Drinking too much, including binge drinking, cost the United States $249 billion in 2010, or $2.05 a drink, from losses in productivity, health care, crime, and other expenses. Binge drinking was responsible for 77% of these costs, or $191 billion. (source)
It is important to note that most people who binge drink do not have dependency on alcohol. Signs of alcohol addiction include: a strong craving for alcohol, continued use despite psychological, physical, or interpersonal issues, and the inability to limit drinking.
Here is where it gets interesting and relevant for aging professions. According to the CDC, the most frequent abusers are adults aged 65 and above, drinking an average of five to six times a month. Young people, from ages 18-34, are reported as the most common binge-drinkers.
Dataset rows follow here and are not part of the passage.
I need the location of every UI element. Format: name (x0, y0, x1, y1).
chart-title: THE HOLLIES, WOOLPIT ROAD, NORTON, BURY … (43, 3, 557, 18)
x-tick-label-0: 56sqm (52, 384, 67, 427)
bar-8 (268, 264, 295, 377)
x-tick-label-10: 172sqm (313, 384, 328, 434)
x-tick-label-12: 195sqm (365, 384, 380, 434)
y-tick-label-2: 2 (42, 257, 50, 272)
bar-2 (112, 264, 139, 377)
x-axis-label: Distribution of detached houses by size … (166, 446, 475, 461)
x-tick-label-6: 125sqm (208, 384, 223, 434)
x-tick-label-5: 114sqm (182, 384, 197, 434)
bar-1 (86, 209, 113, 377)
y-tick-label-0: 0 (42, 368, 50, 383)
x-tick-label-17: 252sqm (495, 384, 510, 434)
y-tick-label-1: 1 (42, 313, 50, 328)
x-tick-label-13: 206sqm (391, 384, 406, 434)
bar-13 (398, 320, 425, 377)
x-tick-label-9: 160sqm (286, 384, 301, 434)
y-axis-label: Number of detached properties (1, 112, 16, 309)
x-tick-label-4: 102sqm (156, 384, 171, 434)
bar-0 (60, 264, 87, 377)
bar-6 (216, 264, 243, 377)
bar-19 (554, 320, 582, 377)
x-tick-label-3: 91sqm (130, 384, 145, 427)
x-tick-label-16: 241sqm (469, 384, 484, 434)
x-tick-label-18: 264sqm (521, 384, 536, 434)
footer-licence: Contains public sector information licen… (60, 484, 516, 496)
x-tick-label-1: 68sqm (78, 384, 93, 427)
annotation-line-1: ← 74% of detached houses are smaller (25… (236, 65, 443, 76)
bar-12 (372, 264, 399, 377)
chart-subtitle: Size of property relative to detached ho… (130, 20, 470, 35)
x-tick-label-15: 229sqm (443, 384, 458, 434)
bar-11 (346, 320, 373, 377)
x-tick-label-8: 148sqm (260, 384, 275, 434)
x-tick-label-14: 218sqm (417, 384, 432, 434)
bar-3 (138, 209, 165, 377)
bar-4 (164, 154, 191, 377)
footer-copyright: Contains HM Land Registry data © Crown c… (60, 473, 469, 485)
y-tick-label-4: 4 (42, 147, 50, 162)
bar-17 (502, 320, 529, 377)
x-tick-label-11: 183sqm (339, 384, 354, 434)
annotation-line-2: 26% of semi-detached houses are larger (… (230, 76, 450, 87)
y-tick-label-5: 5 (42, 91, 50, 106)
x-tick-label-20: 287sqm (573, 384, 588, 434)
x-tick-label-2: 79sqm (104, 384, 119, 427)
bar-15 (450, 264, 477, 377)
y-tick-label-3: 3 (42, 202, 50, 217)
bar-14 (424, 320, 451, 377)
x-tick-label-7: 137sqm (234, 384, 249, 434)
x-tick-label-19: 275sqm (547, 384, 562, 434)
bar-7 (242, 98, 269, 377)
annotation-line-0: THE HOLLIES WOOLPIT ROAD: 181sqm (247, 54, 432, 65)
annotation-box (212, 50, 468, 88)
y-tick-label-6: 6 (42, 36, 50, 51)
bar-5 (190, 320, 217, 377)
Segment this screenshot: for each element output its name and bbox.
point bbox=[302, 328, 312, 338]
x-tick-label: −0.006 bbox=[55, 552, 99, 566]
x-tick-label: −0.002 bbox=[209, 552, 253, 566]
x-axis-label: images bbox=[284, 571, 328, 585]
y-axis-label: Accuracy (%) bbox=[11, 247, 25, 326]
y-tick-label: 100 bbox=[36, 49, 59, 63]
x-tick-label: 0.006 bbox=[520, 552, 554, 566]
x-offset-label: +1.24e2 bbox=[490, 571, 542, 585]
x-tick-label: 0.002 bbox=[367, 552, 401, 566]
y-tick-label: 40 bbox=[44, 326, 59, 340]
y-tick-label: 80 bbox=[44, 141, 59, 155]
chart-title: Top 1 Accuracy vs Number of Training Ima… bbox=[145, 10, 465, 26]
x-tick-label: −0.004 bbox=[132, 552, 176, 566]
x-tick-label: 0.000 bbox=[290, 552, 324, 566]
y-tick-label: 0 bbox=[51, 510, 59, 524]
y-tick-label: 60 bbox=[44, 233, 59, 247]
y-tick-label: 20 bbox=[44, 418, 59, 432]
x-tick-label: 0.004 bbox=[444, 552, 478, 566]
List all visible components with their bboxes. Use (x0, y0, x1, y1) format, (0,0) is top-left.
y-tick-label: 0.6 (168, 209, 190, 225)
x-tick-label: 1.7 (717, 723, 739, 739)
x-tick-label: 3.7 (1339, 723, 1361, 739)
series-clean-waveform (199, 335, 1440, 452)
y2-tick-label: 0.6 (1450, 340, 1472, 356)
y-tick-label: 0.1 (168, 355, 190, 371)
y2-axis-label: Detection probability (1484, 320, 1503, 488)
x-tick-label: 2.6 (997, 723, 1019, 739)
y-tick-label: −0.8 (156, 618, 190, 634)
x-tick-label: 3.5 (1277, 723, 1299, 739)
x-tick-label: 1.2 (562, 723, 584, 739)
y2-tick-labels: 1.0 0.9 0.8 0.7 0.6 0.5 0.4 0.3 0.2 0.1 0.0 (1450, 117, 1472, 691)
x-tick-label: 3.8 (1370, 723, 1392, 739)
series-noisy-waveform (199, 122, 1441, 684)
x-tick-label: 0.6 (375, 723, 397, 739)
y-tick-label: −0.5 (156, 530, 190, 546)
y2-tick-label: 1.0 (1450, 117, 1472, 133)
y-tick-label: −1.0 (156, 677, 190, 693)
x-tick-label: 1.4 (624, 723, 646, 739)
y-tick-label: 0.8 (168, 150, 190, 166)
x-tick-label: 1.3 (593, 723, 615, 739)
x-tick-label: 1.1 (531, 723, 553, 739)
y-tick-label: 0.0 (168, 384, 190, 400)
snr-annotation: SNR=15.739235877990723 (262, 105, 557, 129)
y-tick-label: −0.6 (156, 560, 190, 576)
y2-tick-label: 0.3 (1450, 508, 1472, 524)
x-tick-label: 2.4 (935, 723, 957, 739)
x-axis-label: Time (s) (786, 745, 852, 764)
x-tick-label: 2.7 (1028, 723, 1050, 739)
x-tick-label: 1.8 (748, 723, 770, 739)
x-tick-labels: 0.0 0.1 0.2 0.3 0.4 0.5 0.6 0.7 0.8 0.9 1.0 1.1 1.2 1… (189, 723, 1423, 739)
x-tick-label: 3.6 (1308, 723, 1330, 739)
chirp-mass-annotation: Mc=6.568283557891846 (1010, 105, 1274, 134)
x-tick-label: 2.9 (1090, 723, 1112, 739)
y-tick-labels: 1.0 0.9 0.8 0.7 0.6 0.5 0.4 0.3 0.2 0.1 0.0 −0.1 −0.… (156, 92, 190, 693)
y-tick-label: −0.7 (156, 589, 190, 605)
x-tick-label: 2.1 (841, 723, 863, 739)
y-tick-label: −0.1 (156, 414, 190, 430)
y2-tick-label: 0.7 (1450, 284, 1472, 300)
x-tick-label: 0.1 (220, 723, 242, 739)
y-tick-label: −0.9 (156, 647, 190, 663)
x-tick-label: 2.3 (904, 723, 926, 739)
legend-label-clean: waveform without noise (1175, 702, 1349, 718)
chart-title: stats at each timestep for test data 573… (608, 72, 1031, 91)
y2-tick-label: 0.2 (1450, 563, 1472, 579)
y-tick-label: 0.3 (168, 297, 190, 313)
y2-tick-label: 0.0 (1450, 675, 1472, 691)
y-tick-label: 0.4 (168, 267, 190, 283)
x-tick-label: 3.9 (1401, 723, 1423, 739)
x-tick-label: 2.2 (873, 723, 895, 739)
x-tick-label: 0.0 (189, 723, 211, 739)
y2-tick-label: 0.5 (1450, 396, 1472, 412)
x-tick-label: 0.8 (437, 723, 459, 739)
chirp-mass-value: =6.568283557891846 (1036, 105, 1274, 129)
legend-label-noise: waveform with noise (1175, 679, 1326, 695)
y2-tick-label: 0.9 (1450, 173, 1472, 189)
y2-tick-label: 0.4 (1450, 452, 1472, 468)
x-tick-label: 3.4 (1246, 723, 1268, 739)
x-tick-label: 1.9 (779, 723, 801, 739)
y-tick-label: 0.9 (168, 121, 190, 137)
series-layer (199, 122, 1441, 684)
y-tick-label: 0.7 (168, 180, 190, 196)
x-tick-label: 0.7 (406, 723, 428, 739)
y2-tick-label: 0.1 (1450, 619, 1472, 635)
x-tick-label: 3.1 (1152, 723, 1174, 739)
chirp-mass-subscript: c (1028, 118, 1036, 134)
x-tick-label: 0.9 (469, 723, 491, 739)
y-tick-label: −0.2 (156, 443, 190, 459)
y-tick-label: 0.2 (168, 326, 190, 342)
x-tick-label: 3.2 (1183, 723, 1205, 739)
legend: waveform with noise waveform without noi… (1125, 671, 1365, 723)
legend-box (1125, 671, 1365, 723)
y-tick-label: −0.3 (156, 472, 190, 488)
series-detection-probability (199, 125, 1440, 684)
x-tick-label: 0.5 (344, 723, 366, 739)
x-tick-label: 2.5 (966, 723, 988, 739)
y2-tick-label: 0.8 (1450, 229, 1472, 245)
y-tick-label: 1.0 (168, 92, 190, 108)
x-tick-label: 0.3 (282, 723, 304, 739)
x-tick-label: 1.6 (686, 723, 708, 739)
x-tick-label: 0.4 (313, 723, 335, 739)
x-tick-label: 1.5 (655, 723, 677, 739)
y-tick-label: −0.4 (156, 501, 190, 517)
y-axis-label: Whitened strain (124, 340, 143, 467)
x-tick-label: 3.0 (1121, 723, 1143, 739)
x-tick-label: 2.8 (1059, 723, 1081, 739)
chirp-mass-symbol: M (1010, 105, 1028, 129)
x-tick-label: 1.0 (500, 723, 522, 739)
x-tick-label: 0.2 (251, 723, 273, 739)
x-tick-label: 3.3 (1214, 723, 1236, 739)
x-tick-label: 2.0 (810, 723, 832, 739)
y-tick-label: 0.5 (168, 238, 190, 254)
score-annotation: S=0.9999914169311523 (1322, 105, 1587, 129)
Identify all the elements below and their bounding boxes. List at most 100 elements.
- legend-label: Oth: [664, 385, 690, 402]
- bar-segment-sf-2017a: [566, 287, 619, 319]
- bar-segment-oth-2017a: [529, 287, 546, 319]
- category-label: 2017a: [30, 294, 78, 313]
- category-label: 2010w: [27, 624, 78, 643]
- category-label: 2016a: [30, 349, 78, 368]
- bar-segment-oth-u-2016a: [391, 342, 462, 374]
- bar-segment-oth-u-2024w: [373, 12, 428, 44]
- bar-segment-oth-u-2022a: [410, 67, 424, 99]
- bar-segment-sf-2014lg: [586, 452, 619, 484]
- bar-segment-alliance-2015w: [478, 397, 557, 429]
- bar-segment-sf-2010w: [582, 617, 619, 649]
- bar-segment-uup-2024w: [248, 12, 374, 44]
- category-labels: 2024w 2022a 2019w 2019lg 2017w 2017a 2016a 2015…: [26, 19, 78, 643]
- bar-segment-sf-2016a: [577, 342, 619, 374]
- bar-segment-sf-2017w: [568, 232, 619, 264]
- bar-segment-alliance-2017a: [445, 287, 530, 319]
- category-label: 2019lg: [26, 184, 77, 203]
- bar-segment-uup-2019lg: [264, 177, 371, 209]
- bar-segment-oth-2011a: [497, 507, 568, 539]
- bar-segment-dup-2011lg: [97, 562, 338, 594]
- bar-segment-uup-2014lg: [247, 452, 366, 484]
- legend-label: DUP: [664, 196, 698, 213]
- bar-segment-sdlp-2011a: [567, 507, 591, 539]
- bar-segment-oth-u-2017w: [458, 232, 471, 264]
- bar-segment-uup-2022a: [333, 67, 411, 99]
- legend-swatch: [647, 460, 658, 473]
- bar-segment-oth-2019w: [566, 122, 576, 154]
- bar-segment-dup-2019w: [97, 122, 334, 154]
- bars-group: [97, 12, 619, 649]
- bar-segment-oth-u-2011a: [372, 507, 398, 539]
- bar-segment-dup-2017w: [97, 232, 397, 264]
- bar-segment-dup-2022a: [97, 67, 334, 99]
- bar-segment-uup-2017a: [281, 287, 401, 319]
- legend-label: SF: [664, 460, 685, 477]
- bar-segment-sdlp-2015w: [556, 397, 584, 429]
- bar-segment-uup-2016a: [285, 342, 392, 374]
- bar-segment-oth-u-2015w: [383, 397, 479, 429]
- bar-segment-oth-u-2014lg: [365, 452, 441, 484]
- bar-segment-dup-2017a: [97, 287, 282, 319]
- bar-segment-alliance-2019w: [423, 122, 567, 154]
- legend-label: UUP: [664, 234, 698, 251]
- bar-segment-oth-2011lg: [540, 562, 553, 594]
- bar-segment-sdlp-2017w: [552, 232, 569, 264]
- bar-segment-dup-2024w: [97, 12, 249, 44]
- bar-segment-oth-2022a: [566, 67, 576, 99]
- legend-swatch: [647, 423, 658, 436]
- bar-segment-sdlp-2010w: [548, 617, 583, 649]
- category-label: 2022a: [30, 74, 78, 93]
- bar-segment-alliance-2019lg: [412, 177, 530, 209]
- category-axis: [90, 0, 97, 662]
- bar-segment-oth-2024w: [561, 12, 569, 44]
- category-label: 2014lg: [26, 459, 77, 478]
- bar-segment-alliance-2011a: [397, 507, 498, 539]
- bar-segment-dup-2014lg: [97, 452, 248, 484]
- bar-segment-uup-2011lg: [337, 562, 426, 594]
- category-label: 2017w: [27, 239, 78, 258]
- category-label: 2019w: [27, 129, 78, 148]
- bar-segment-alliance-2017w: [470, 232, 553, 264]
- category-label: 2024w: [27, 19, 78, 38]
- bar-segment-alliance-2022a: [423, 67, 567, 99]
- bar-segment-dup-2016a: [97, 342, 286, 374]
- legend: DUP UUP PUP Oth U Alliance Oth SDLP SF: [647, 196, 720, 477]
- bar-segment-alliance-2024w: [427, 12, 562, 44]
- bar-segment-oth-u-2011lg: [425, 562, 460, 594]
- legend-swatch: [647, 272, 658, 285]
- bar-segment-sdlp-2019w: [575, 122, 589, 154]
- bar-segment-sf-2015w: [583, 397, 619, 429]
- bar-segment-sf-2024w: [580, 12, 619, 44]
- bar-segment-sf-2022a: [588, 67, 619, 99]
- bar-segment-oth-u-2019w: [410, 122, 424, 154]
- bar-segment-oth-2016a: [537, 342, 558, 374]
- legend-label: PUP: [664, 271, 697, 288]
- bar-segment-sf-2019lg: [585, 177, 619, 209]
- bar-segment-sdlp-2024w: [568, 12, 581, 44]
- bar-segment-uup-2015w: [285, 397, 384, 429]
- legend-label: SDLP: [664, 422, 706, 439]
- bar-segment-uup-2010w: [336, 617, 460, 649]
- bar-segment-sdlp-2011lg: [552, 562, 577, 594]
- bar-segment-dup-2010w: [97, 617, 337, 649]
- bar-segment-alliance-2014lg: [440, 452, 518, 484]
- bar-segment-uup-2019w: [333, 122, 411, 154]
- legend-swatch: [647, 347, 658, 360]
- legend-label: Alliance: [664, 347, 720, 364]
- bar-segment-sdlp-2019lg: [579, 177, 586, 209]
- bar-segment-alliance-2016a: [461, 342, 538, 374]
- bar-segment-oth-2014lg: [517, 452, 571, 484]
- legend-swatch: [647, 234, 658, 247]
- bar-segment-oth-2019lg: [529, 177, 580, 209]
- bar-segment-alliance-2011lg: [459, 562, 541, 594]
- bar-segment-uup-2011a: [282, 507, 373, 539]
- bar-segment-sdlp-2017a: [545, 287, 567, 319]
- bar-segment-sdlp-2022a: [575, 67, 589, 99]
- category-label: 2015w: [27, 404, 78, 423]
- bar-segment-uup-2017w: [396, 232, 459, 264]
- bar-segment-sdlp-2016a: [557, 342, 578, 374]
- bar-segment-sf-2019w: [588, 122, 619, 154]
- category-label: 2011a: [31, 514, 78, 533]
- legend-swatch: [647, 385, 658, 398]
The difference is in the frequency of the drinking versus the number of drinkers, if that seems unclear.
For the older adults who drink excessively, there is an increased risk for complications if they take certain medications and have health problems, such as:
- Increased sensitivity to alcohol: meaning that they feel the effects of alcohol more quickly than expected or when younger and puts them at risk for motor vehicle accidents, falls, and other unintentional injuries.
- Worsening of certain health conditions, including: diabetes, high blood pressure, heart failure, liver failure, osteoporosis, memory problems, and mood disorders.
- Bad interactions with medications: some medications are dangerous or fatal when mixed with alcohol. Aspirin, cold medicine, and sleeping pills are a few worth mentioning.
Guidelines for adults over age 65 who are healthy and do not take medications should not have more than: 3 drinks on a given day or 7 drinks in a week
Concerned about a senior’s drinking? Use CAGE questionnaire to screen for dependency and if additional intervention is necessary.